In Young’s book Waging Heavy Peace, he describes TTN as “a wake of sorts.” He admits the LP was “recorded in audio verite, if you will, while completely intoxicated on Jose Cuervo tequila.”

The SotW has got to be the title song.

You can feel the pain in Young’s voice as he bois the life and death of Berry, especially the way he yowls the lyrics in the final verse.

Bruce Berry was a working man
He used to load that Econoline van.
A sparkle was in his eye
But his life was in his hands

Well, late at night
when the people were gone
He used to pick up my guitar
And sing a song in a shaky voice
That was real as the day was long.

Early in the mornin’
at the break of day
He used to sleep
until the afternoon.
If you never heard him sing
I guess you won’t too soon.

‘Cause people let me tell you
It sent a chill
up and down my spine
When I picked up the telephone
And heard that he’d died
out on the mainline.

The mixing for the sessions was tortured. Ultimately the tapes were put away for two years before they were dusted off and finally released, thanks in part to The Band’s Rick Danko. Danko was previewing a tape of Young’s latest album Homegrown (still unreleased) in early 1975. The TTN recordings were on the same tape. When Danko heard TTN he said “You ought to put THAT out!” So he did, in June 1975.

In Waging Heavy Peace Young also says “The album was risky and real. It was a real mess of a recording, with no respect given to technical issues, although it sounds like God when played loud…”

Turn it up!

I’ll post he final installment of the Ditch Trilogy – On the Beach – next time.

Enjoy… until next week.

Song of the Week – Don’t Be Denied, Neil Young

IGNORED OBSCURED RESTORED

Between February 1972 and April 1973 Neil Young recorded three of his darkest and most misunderstood albums. Coming off the success of his work with Crosby, Stills and Nash, then his blockbuster country rock album Harvest (1972), he had the music world eating out of his hand. He even had a #1 hit with Harvest’s “Heart of Gold.”

But Young famously wrote in the liner notes to his Decades compilation: “‘Heart of Gold’ put me in the middle of the road. Traveling there soon became a bore so I headed for the ditch.” This quote is responsible for the next three albums – Time Fades Away, Tonight’s the Night and On the Beach – to become known as “The Ditch Trilogy.”

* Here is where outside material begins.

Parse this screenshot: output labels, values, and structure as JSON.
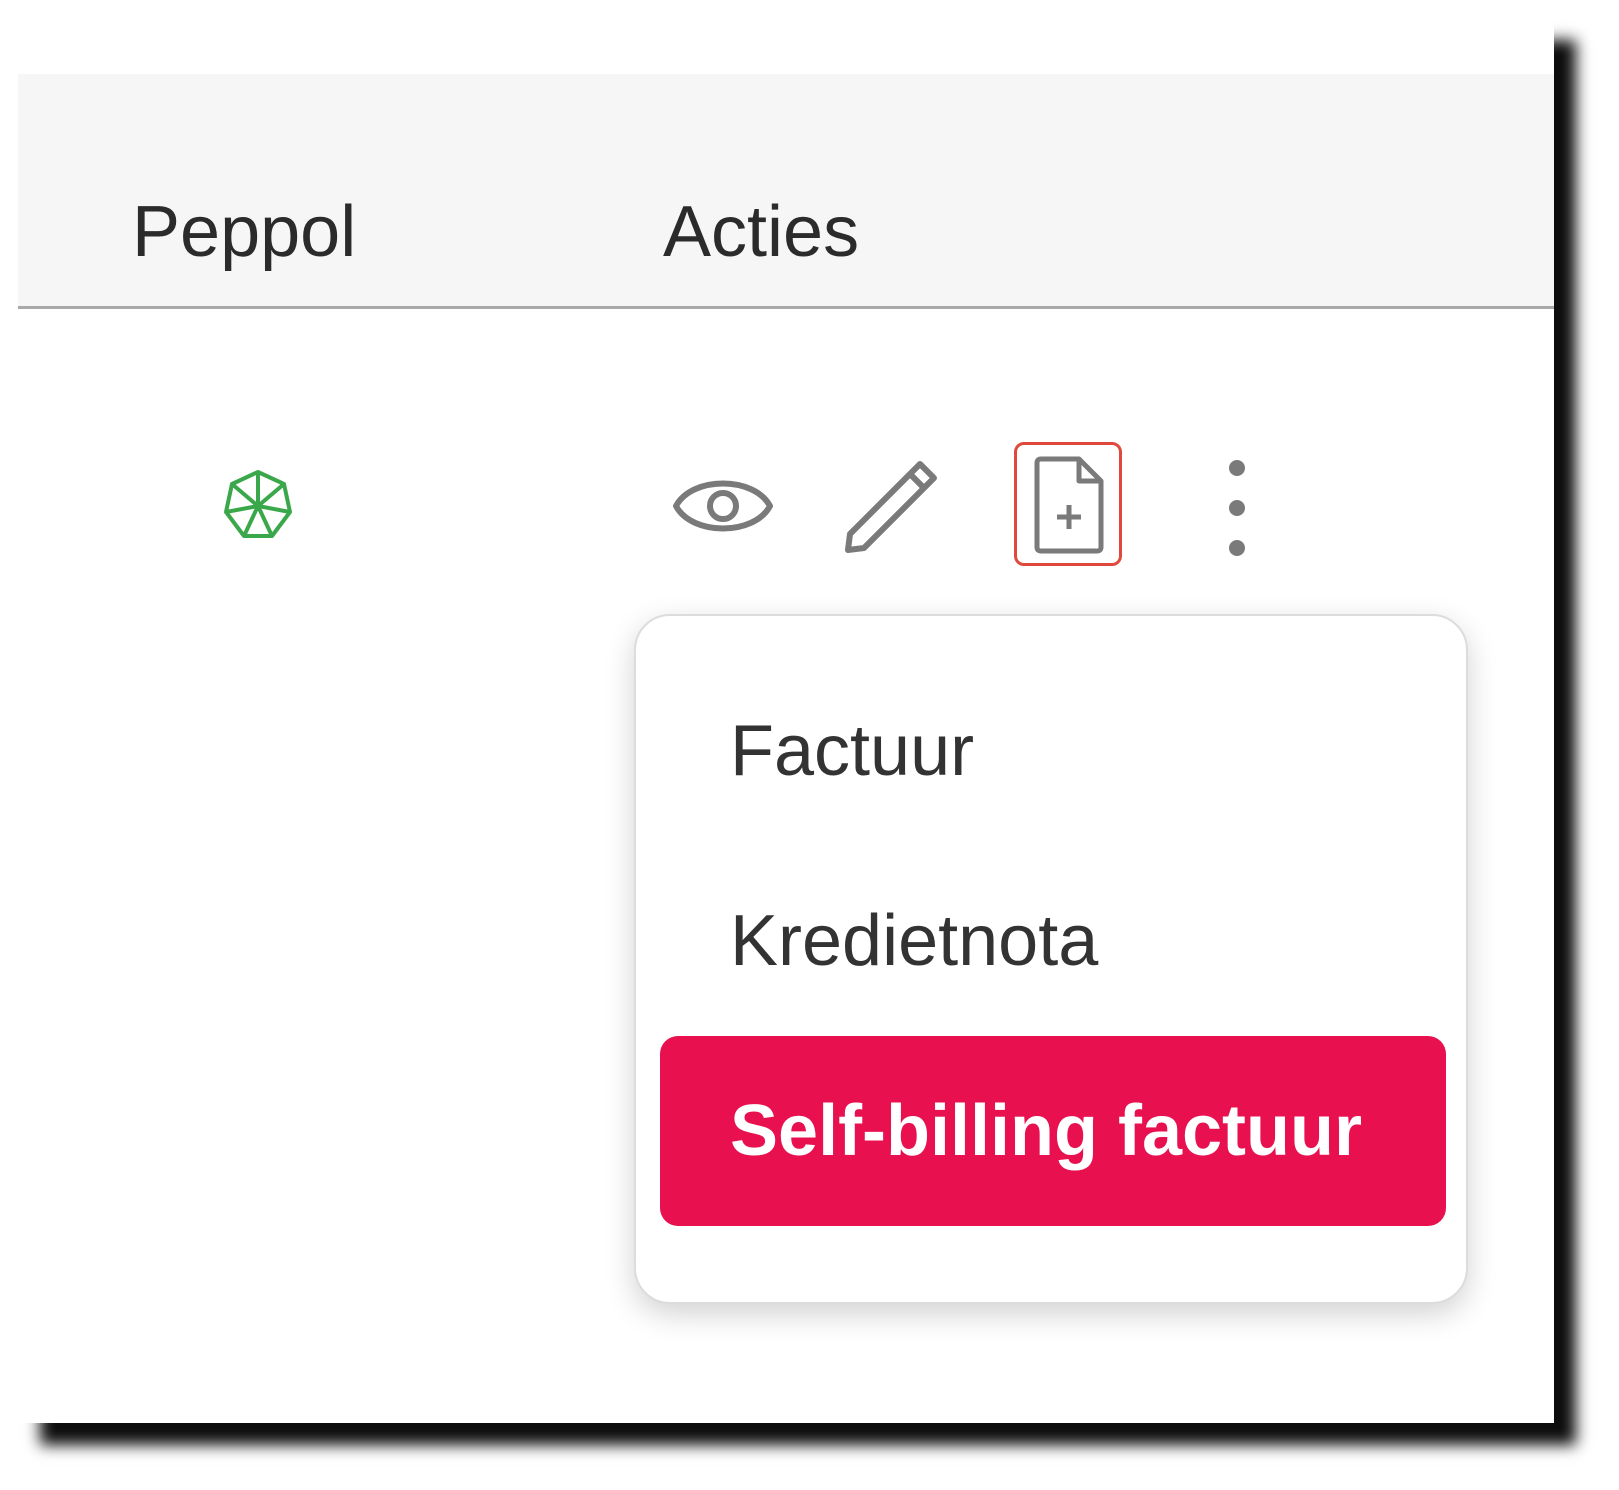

When Time Fades Away was released, fans expecting the follow up to Harvest to contain more material in the singer/songwriter vein were caught by surprise. Was Young intentionally trying to sabotage his own career? Clearly, they weren’t aware of the anguish Young was facing at the time – the first hint of which he tossed out on Harvest’s “The Needle and the Damage Done” – a song that bore his observations of the effects of bandmate Danny Whitten’s heroin addiction.

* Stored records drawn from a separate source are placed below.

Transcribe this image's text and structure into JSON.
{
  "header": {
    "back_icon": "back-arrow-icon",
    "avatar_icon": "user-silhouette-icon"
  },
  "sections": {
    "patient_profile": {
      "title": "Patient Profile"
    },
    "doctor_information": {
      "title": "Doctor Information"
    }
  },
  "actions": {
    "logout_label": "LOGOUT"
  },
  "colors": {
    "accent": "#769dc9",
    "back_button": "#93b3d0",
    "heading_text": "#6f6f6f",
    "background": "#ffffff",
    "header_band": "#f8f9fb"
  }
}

In fact, Young and his band were rehearsing for a tour to promote Harvest at his ranch south of San Francisco when Whitten’s substance abuse caused him to struggle to learn and play his parts. Though Young tried to help him out, he was finally persuaded it wasn’t going to work out. He gave Whitten $50 bucks and a ticket back to LA. That night Whitten ODed and died. Young felt responsible.

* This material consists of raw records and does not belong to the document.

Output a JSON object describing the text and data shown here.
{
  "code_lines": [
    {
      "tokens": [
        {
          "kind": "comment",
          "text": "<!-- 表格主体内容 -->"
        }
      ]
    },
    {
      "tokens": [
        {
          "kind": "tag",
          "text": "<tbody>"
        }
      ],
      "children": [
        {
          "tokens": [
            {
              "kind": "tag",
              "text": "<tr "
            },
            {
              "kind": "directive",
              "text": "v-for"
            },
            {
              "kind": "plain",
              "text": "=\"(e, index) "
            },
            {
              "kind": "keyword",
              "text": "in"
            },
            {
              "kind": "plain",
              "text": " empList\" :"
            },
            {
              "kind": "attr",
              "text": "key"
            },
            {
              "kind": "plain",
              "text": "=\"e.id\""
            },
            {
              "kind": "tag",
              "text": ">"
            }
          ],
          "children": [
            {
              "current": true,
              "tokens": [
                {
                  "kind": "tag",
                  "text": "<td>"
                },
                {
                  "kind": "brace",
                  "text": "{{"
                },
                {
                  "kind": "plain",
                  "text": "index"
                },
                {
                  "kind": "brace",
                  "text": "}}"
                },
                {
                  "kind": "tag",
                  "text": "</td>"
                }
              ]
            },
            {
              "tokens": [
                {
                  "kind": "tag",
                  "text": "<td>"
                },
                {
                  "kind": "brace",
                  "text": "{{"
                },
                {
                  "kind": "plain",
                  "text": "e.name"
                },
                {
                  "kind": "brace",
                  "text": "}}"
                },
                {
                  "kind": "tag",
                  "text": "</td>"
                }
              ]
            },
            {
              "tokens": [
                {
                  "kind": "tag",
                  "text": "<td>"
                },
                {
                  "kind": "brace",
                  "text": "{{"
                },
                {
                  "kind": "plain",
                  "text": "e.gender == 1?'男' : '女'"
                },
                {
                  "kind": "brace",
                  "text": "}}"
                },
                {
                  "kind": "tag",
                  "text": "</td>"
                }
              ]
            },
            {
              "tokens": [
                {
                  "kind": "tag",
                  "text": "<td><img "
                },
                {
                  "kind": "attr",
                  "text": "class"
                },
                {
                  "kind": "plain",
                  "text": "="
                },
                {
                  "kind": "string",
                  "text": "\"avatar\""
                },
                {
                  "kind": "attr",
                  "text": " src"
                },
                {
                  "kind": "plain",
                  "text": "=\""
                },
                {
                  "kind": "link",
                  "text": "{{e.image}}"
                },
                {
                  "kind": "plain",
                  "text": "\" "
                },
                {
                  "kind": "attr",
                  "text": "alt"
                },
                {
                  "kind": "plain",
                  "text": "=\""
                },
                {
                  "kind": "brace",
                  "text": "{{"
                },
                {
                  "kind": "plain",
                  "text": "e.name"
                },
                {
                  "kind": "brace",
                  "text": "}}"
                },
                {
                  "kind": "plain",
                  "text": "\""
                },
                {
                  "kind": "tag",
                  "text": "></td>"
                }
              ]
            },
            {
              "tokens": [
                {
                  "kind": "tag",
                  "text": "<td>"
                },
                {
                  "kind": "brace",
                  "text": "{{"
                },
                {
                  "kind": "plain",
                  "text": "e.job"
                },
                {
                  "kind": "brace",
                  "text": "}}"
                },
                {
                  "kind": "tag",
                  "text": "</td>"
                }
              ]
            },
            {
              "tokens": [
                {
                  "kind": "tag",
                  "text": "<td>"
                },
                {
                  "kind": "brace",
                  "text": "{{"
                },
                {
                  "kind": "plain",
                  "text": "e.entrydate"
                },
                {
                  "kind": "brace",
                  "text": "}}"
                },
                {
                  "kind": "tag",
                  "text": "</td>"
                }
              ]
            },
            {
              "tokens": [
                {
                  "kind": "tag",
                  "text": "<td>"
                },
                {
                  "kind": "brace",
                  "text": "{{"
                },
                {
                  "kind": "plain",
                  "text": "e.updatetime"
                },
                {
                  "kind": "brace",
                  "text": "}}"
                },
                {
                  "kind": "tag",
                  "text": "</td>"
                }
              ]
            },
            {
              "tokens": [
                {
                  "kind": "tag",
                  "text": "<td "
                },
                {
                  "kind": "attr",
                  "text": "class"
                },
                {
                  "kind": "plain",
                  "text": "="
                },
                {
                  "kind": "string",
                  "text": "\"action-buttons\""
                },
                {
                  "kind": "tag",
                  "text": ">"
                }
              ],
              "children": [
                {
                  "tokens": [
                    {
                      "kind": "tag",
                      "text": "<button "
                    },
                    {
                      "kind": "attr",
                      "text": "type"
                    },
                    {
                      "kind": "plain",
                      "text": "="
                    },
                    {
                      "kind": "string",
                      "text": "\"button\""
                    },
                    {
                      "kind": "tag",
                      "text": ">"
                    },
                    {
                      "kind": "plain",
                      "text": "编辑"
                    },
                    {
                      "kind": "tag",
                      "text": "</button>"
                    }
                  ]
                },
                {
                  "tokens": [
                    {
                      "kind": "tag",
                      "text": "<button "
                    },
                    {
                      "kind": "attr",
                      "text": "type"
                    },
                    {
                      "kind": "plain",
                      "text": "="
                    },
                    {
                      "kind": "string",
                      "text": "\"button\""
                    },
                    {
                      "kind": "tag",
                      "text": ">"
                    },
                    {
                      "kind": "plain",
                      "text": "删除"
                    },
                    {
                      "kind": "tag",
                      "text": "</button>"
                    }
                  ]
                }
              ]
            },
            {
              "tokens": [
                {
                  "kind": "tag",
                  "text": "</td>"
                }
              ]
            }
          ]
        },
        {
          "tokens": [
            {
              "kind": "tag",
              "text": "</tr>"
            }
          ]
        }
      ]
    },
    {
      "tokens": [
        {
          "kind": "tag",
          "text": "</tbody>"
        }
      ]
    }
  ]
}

But the tour was about to begin, so Young headed out on the road with no time to grieve. Instead, he dropped the material he was supposed to promote and instead played a set of loud, menacing, new songs that were a better reflection of his mood. That became the live album Time Fades Away.

The signature song from Time Fades Away is “Don’t Be Denied”, penned the day after Whitten died.

Its autobiographical lyrics cover Young’s journey from his father’s abandonment to schoolyard bullying, to rock and roll stardom. But he ruefully concludes:

Well, all that glitters isn’t gold
I know you’ve heard that story told.
And I’m a pauper in a naked disguise
A millionaire through a business man’s eyes.